Masayoshi Son’s $50 billion plan to take over Switch has collapsed.Masayoshi Son’s $50 billion plan to take over Switch has collapsed.

Masa Son’s Stargate AI ambitions face $50B hurdle despite Trump ties

5 min read

Masayoshi Son’s $50 billion plan to take over Switch has collapsed.

The SoftBank founder had been negotiating for months to buy the U.S. data center operator, hoping it would power the $500 billion Stargate AI project being launched with the Trump administration, OpenAI, Oracle, and MGX in Abu Dhabi.

That deal is now dead, according to Bloomberg’s claims. No full acquisition. No January rollout. No direct control of the energy-hungry data center network Masa was counting on to make Stargate real.

SoftBank has now pulled out of the deal completely, according to insiders, and canceled plans to announce the buyout earlier this month. Talks are still ongoing, but the new direction is smaller.

Masa is now looking at a partial investment or some sort of partnership with Switch. Nothing confirmed.
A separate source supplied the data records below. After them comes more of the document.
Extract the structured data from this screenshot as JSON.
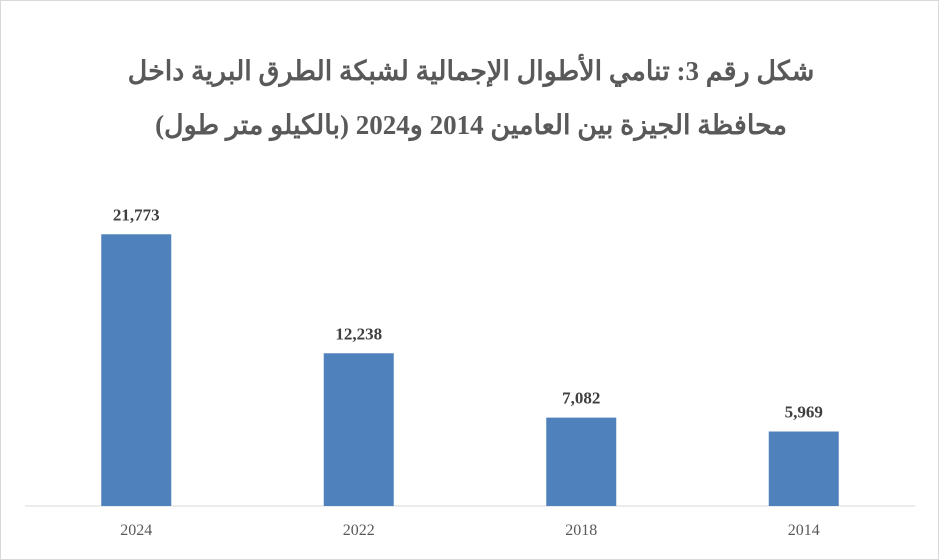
{
  "chart_data": {
    "type": "bar",
    "title": [
      "شكل رقم 3: تنامي الأطوال الإجمالية لشبكة الطرق البرية داخل",
      "محافظة الجيزة بين العامين 2014 و2024 (بالكيلو متر طول)"
    ],
    "categories": [
      "2024",
      "2022",
      "2018",
      "2014"
    ],
    "values": [
      21773,
      12238,
      7082,
      5969
    ],
    "value_labels": [
      "21,773",
      "12,238",
      "7,082",
      "5,969"
    ],
    "color": "#4f81bd",
    "ylim": [
      0,
      25000
    ]
  }
}
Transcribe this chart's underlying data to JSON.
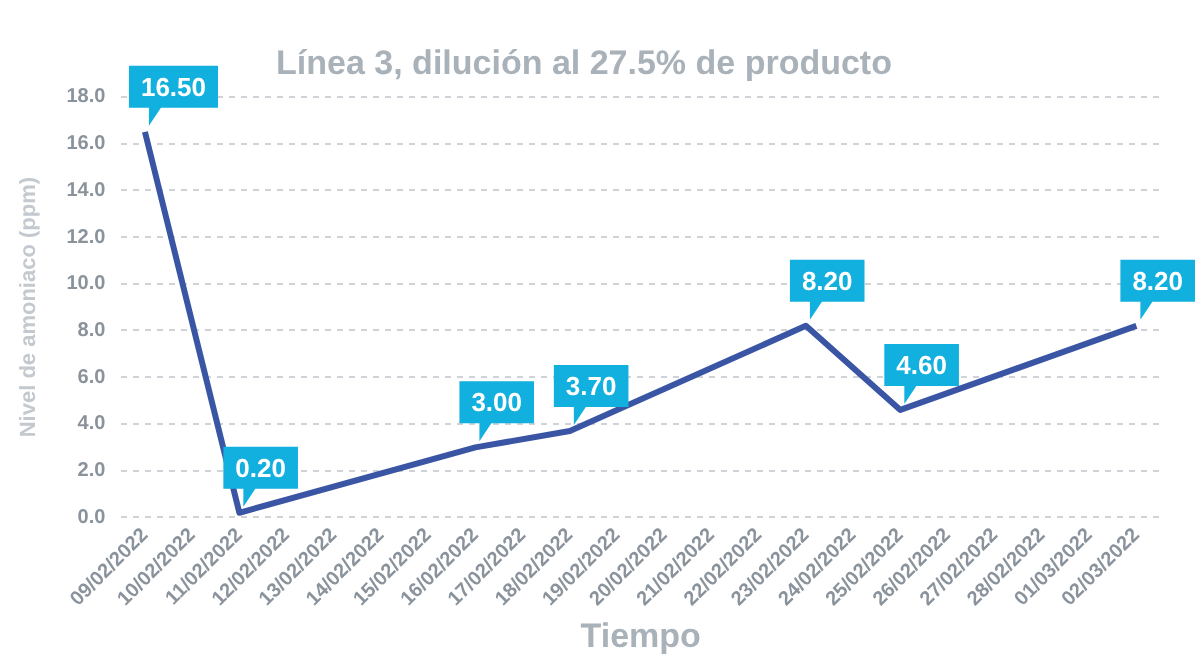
{
  "chart_data": {
    "type": "line",
    "title": "Línea 3, dilución al 27.5% de producto",
    "xlabel": "Tiempo",
    "ylabel": "Nivel de amoniaco (ppm)",
    "categories": [
      "09/02/2022",
      "10/02/2022",
      "11/02/2022",
      "12/02/2022",
      "13/02/2022",
      "14/02/2022",
      "15/02/2022",
      "16/02/2022",
      "17/02/2022",
      "18/02/2022",
      "19/02/2022",
      "20/02/2022",
      "21/02/2022",
      "22/02/2022",
      "23/02/2022",
      "24/02/2022",
      "25/02/2022",
      "26/02/2022",
      "27/02/2022",
      "28/02/2022",
      "01/03/2022",
      "02/03/2022"
    ],
    "series": [
      {
        "color": "#3a55a4",
        "values": [
          16.5,
          null,
          0.2,
          null,
          null,
          null,
          null,
          3.0,
          null,
          3.7,
          null,
          null,
          null,
          null,
          8.2,
          null,
          4.6,
          null,
          null,
          null,
          null,
          8.2
        ],
        "value_labels": [
          "16.50",
          null,
          "0.20",
          null,
          null,
          null,
          null,
          "3.00",
          null,
          "3.70",
          null,
          null,
          null,
          null,
          "8.20",
          null,
          "4.60",
          null,
          null,
          null,
          null,
          "8.20"
        ]
      }
    ],
    "ylim": [
      0,
      18
    ],
    "yticks": [
      {
        "value": 0,
        "label": "0.0"
      },
      {
        "value": 2,
        "label": "2.0"
      },
      {
        "value": 4,
        "label": "4.0"
      },
      {
        "value": 6,
        "label": "6.0"
      },
      {
        "value": 8,
        "label": "8.0"
      },
      {
        "value": 10,
        "label": "10.0"
      },
      {
        "value": 12,
        "label": "12.0"
      },
      {
        "value": 14,
        "label": "14.0"
      },
      {
        "value": 16,
        "label": "16.0"
      },
      {
        "value": 18,
        "label": "18.0"
      }
    ],
    "grid": "y",
    "legend": false,
    "marker": "none",
    "line_style": "solid"
  }
}
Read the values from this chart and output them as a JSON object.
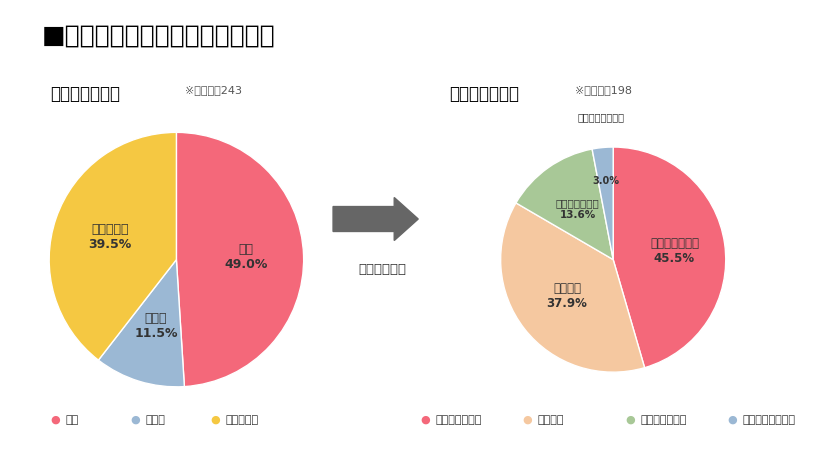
{
  "title": "■子どもを持ちたい？育てたい？",
  "title_fontsize": 18,
  "background_color": "#ffffff",
  "pre_title": "事前アンケート",
  "pre_subtitle": "※回答数：243",
  "pre_values": [
    49.0,
    11.5,
    39.5
  ],
  "pre_colors": [
    "#F4687A",
    "#9BB8D4",
    "#F5C842"
  ],
  "pre_text_labels": [
    "はい\n49.0%",
    "いいえ\n11.5%",
    "分からない\n39.5%"
  ],
  "pre_text_colors": [
    "#333333",
    "#333333",
    "#333333"
  ],
  "post_title": "事後アンケート",
  "post_subtitle": "※回答数：198",
  "post_values": [
    45.5,
    37.9,
    13.6,
    3.0
  ],
  "post_colors": [
    "#F4687A",
    "#F5C8A0",
    "#A8C897",
    "#9BB8D4"
  ],
  "post_text_labels": [
    "とてもそう思う\n45.5%",
    "そう思う\n37.9%",
    "あまり思わない\n13.6%",
    "まったく思わない\n3.0%"
  ],
  "post_text_colors": [
    "#333333",
    "#333333",
    "#333333",
    "#333333"
  ],
  "arrow_text": "実施後の変化",
  "arrow_color": "#666666",
  "legend1_labels": [
    "はい",
    "いいえ",
    "分からない"
  ],
  "legend1_colors": [
    "#F4687A",
    "#9BB8D4",
    "#F5C842"
  ],
  "legend2_labels": [
    "とてもそう思う",
    "そう思う",
    "あまり思わない",
    "まったく思わない"
  ],
  "legend2_colors": [
    "#F4687A",
    "#F5C8A0",
    "#A8C897",
    "#9BB8D4"
  ]
}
The only real move this month was SoftBank’s $3 billion acquisition of DigitalBridge, a major backer of Switch. But that doesn’t get them the hardware control Masa wanted.

SoftBank team raises red flags over costs and logistics

If this deal had gone through, it would’ve been one of the biggest ever for the Japanese firm. Masa was planning to spend $100 billion instantly to set up U.S. data centers with his new partners.

The goal was to get ahead in the global AI race and control physical infrastructure, not just fund it. But internally, not everyone was sold.

Some SoftBank execs questioned how they’d actually manage massive data campuses from Las Vegas to Atlanta. They didn’t like the $50B price tag either.

Analysts Kirk Boodry and Chris Muckensturm wrote, “The end of SoftBank’s deal talks with Switch leaves its data center plans in limbo, as Stargate announcements remain few and far between.”

They added that a partial stake wouldn’t give Masa the kind of control he’s used to having in deals involving chips and physical AI systems. Basically, writing checks isn’t the same as running machines.

Switch, meanwhile, isn’t standing still. The company’s backers are now considering an IPO. They want a public listing that could push the company’s value to $60 billion, including debt.

And any deal with SoftBank could be hit by a review from the Committee on Foreign Investment in the U.S.

That would slow things down even more, especially under Trump’s second term, which has taken a tougher stance on strategic tech deals.

Masayoshi sells assets and doubles down on AI portfolio

Even though the Switch buyout collapsed, Masa isn’t backing off on AI. In the last year, SoftBank took an 11% stake in OpenAI, pumping in $22.5 billion just last month. He bought Ampere Computing for $6.5 billion, and ABB’s robotics business for another $5.4 billion.

All that money had to come from somewhere, so SoftBank dumped its Nvidia shares, sold more of its T-Mobile holdings, and jacked up margin loans using Arm stock as collateral.

But the big AI spending is already causing cracks. SoftBank’s credit is under pressure. Ratings agency S&P Global just warned that if Masa doesn’t offload some assets or restructure soon, credit scores could take a hit.

Analysts Kei Ishikawa and Makiko Yoshimura said, “If it does not take prompt easing measures, such as liquidation of held assets, pressure will intensify on the credit ratings.”

S&P added more detail in a separate report: “We will reclassify the notes as having no equity content when the period remaining to effective maturity shortens to less than 15 years, as long as our long-term issuer credit rating on SoftBank Group is in the ‘BB’ category.” That means SoftBank must maintain or refinance its hybrid securities (complex financial instruments that count as loss-absorbing capital).

S&P assumes SoftBank will do this, unless its credit score goes up and makes replacement unnecessary.

The agency also noted that SoftBank has a history of managing finances even during aggressive growth cycles, and pointed out that Masa has a clear motivation to keep the firm’s hybrid securities flowing to support its diverse funding setup. Still, without action, even a company as bold as SoftBank can get caught short.

Switch remains a target but Stargate remains stuck

So what’s next? Right now, Switch is still a target, but the door to a full takeover looks shut. Masa has been in this position before when he waited years before finally buying Arm Holdings in 2016.

There’s still talk of a possible smaller partnership, something modeled on the Ohio site SoftBank runs with Taiwan’s Hon Hai. But even that won’t give Masa the Stargate power he was chasing.

SoftBank’s been trying to ride the AI wave since the beginning. But while it invested early, it missed out on the hardware gold rush. Most of the big wins have gone to chipmakers like Nvidia and TSMC. Stargate was supposed to fix that.